Our April morning peace was ripped—
A boom and then the dark. What now?
Outside the squirrels began to mourn.
We know how lightning strikes have clipped
These trees, blazed black trails to burn
Down mountain houses. Anyhow
This was no bolt, but just a tripped

Transformer. Our whole world shook.
Out back, years of briar and vine
Have overtaken junked rolled fence
And coiled barb wire that overtook
The last pole planted here since
Georgia Power stamped the sign
Listing its history. Let’s have a look.
Lengths, years, and tree type: “Ches’n’t.
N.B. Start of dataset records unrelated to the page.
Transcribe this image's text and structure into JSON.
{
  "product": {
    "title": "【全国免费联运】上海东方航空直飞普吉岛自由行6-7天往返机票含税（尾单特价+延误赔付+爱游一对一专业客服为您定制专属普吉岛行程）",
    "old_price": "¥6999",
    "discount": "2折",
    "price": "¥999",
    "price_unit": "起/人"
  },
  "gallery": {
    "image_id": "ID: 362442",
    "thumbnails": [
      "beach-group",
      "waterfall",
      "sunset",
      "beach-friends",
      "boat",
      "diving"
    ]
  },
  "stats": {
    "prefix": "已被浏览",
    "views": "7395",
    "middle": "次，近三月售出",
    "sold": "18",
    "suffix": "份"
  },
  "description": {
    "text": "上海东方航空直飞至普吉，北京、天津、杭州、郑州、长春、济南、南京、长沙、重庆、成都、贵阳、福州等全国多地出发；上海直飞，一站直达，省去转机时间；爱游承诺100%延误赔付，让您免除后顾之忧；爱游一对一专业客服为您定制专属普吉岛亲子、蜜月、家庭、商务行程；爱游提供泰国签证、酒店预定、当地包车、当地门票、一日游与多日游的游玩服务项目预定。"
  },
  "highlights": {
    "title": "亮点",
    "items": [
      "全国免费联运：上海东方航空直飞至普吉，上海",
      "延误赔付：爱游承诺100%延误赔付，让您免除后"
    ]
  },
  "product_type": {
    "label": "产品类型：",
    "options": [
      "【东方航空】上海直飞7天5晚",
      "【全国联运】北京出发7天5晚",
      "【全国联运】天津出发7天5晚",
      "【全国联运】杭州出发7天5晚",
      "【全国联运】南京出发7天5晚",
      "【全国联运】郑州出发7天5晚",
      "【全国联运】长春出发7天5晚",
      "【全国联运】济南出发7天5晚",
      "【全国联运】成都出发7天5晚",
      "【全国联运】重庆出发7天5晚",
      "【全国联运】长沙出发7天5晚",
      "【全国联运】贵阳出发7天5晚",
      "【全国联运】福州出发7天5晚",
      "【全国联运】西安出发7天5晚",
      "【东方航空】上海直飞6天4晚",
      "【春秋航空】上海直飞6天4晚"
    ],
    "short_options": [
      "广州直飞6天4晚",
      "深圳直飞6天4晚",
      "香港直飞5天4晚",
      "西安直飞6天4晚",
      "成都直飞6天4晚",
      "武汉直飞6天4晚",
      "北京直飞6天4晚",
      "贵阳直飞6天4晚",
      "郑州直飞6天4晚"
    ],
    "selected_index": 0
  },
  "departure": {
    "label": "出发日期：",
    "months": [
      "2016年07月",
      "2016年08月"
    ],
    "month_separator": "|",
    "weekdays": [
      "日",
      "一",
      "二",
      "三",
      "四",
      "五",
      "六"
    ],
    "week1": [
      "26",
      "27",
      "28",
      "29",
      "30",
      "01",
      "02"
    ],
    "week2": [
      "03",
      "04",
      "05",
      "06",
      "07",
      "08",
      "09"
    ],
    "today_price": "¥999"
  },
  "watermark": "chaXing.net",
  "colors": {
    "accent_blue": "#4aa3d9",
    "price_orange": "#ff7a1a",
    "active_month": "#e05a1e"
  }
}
Cypress. Cedar. Pine,” painted
With creosote ninety-five
Years ago, this pole shouldn’t
Have been here that long, a live
Wire going where? Unacquainted
With our house, which was not
Here for another forty years?
The creosote has oozed like grief
To blacken the pinewood pole’s base.
This wasn’t lightning strike, but tears
For trees skinned, for nights, days,
Waiting to shed light. So this brief
Darkness, like a comma, appears
To remind us of how we fail
To honor roots and wild grape vines
That grow so slow on trees they seem
Like dropped cables, and steel barbs pale
Copies of cat briar. The man from the team
Stays on the ground, looks up and finds—
The pole has grown a stilled gray tail.